COREA DEL SUDQuegli zombi in un liceo di Seul che il mondo non riesce proprio a non guardare

09.02.22 - 06:00
Segue a ruota “Squid Game” il nuovo fenomeno sudcoreano di Netflix “Non siamo più vivi”. Ecco perché piace così tanto
Netflix
Quegli zombi in un liceo di Seul che il mondo non riesce proprio a non guardare
Segue a ruota “Squid Game” il nuovo fenomeno sudcoreano di Netflix “Non siamo più vivi”. Ecco perché piace così tanto

SEUL - Uno strano esperimento di un professore di scienze col pallino per i virus si trasforma in un'apocalisse zombi che parte... da un liceo di Seul. Questo è, molto semplicemente, “Non siamo più vivi” il nuovo fenomeno sudcoreano di Netflix nonché la serie attualmente più vista a livello globale.

Un successo, questo del telefilm diretto da Lee Jae-Kyu, che bissa quello del connazionale “Squid Game” giocandosi più o meno le stesse carte, più una che (purtroppo) conosciamo bene. L'idea è quella di proiettare un gruppo di personaggi apparentemente normalissimi nel bel mezzo di una situazione eccezionale, assurda e allo stesso tempo spietata. 

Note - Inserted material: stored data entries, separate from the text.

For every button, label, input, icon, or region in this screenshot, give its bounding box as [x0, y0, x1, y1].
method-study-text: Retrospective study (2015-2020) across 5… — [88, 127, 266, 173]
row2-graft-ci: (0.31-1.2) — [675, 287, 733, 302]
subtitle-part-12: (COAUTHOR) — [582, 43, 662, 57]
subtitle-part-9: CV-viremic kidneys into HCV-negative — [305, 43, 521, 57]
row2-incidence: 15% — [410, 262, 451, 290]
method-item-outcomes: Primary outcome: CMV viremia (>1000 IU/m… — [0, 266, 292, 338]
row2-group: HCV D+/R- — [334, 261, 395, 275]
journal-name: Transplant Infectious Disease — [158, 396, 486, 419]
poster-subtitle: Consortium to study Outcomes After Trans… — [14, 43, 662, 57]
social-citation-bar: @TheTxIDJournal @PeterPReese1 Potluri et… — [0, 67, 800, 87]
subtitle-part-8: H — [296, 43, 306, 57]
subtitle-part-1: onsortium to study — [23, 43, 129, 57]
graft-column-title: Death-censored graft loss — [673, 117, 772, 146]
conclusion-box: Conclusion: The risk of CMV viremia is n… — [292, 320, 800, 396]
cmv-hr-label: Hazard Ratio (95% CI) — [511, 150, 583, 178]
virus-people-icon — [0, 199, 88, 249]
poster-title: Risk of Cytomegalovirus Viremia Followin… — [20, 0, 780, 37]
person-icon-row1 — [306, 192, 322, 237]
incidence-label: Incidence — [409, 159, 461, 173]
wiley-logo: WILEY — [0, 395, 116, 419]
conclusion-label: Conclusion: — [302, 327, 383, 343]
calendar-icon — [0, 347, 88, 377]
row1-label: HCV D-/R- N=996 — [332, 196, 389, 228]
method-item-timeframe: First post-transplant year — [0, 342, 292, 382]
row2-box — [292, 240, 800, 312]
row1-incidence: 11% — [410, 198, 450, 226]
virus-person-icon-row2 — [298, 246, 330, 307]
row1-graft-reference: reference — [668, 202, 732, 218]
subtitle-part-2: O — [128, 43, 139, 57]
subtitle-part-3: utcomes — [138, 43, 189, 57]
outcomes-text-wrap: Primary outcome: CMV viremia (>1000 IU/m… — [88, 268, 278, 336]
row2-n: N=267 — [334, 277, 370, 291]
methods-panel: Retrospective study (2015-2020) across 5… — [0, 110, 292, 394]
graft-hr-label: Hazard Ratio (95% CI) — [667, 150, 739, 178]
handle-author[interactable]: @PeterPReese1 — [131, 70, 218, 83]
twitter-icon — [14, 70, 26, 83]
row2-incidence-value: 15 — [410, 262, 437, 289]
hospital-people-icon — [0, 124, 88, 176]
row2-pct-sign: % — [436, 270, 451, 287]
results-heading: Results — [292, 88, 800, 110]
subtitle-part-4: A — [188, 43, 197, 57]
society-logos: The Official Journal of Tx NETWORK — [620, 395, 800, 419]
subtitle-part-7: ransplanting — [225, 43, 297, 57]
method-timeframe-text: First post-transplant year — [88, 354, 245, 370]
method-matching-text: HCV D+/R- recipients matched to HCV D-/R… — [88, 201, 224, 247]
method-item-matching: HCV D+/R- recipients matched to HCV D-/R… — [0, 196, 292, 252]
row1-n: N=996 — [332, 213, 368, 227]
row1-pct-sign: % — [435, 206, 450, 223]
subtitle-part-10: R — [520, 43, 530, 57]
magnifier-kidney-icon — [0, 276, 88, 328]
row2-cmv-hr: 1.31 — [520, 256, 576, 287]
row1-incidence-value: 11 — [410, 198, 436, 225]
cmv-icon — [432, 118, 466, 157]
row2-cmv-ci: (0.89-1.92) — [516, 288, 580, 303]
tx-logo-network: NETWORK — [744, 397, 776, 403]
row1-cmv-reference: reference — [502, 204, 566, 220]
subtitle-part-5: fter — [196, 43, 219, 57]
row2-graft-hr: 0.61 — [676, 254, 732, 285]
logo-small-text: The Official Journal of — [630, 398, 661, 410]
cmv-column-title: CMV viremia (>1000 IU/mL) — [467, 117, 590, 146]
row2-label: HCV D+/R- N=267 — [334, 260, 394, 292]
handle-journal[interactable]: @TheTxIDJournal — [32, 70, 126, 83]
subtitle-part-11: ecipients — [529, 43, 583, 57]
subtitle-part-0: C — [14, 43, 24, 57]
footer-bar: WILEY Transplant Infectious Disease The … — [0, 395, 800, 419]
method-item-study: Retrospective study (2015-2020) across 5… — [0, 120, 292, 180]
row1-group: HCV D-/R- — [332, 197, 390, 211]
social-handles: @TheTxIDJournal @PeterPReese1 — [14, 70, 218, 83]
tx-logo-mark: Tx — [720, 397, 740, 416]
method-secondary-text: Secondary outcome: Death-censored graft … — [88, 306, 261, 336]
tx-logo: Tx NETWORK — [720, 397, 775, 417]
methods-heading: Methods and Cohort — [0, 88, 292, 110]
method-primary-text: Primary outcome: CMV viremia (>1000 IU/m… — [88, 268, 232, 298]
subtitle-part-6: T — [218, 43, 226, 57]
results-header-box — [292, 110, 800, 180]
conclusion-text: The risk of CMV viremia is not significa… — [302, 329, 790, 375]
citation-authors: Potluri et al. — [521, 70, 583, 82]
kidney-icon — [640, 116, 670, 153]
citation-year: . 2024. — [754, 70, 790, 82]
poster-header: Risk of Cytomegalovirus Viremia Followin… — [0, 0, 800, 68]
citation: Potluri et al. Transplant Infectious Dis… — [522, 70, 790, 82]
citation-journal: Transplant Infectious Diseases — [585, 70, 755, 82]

Uno scenario da incubo che, anche qui, diventa una sorta di metafora e critica sociale a più ampio spettro (e questa è una cosa che piace molto ai registi sudcoreani di genere). Se “Squid Game” si focalizzava piuttosto sull'indebitamento endemico, “Non siamo più vivi” risulta ancora più estremo mettendo in scena una mostruosa lotta cannibale fra adolescenti. Come quella che già si consuma sui banchi di licei e università e continuerà anche nel mondo del lavoro.

In questo senso gli zombi funzionano benissimo, e dal loro “sdoganamento” negli anni '60-70, sono una perfetta e spaventosa satira della società dei consumi e dell'omologazione mortificante (sic). Un aspetto, questo, che negli anni si è andato perdendo (soprattutto con l'universo creato da “The Walking Dead” che l'ha girata sul disastro ambientale) e che invece Lee riprende in maniera efficace. 

L'altro taglio facilmente riconoscibile, soprattutto nel nostro presente attuale, è quello virale e pandemico. Vedere come il morbo zombificatore si diffonde, contatto dopo contatto (o meglio: morso dopo morso), qualche eco del Covid non può che portarcelo. «L'umanità non è mai riuscita davvero a sconfiggere un virus», commenta a lezione proprio il sopracitato 'sore di scienze che fa della malattia il vero grande cattivo.

Ad affrontare i letali compagni di scuola ormai “non più vivi” un manipolo variegato che riunisce un gruppo di amici per caso (o per forza) che riunisce una serie di archetipi che funzionano: l'ex-bullo diventato buono, quello è restato cattivo, la snob, gli amici di lunghissimo corso, la ragazza di buon cuore, la ragazza schiva ma decisa, eccetera...

Mettiamo le cose in chiaro, come “Squid Game” anche “Non siamo più vivi” prende spunto da cose già viste (anche in questo caso viene da citare il manga-anime “High School of the Dead” che pure lui portava gli zombi fra i banchi delle superiori) dandogli comunque un taglio suo particolare e decisamente apprezzabile.

Oltre al carisma dei protagonisti (tutti molto convinti e decisamente credibili) anche un ottimo lavoro di camera, con sequenze davvero spettacolari e da cardiopalma. Avviso, forse anche superfluo visto che si tratta di un horror con gli zombi, si tratta di una serie davvero splatter e con molto sangue. Gli impressionabili sono quindi avvertiti.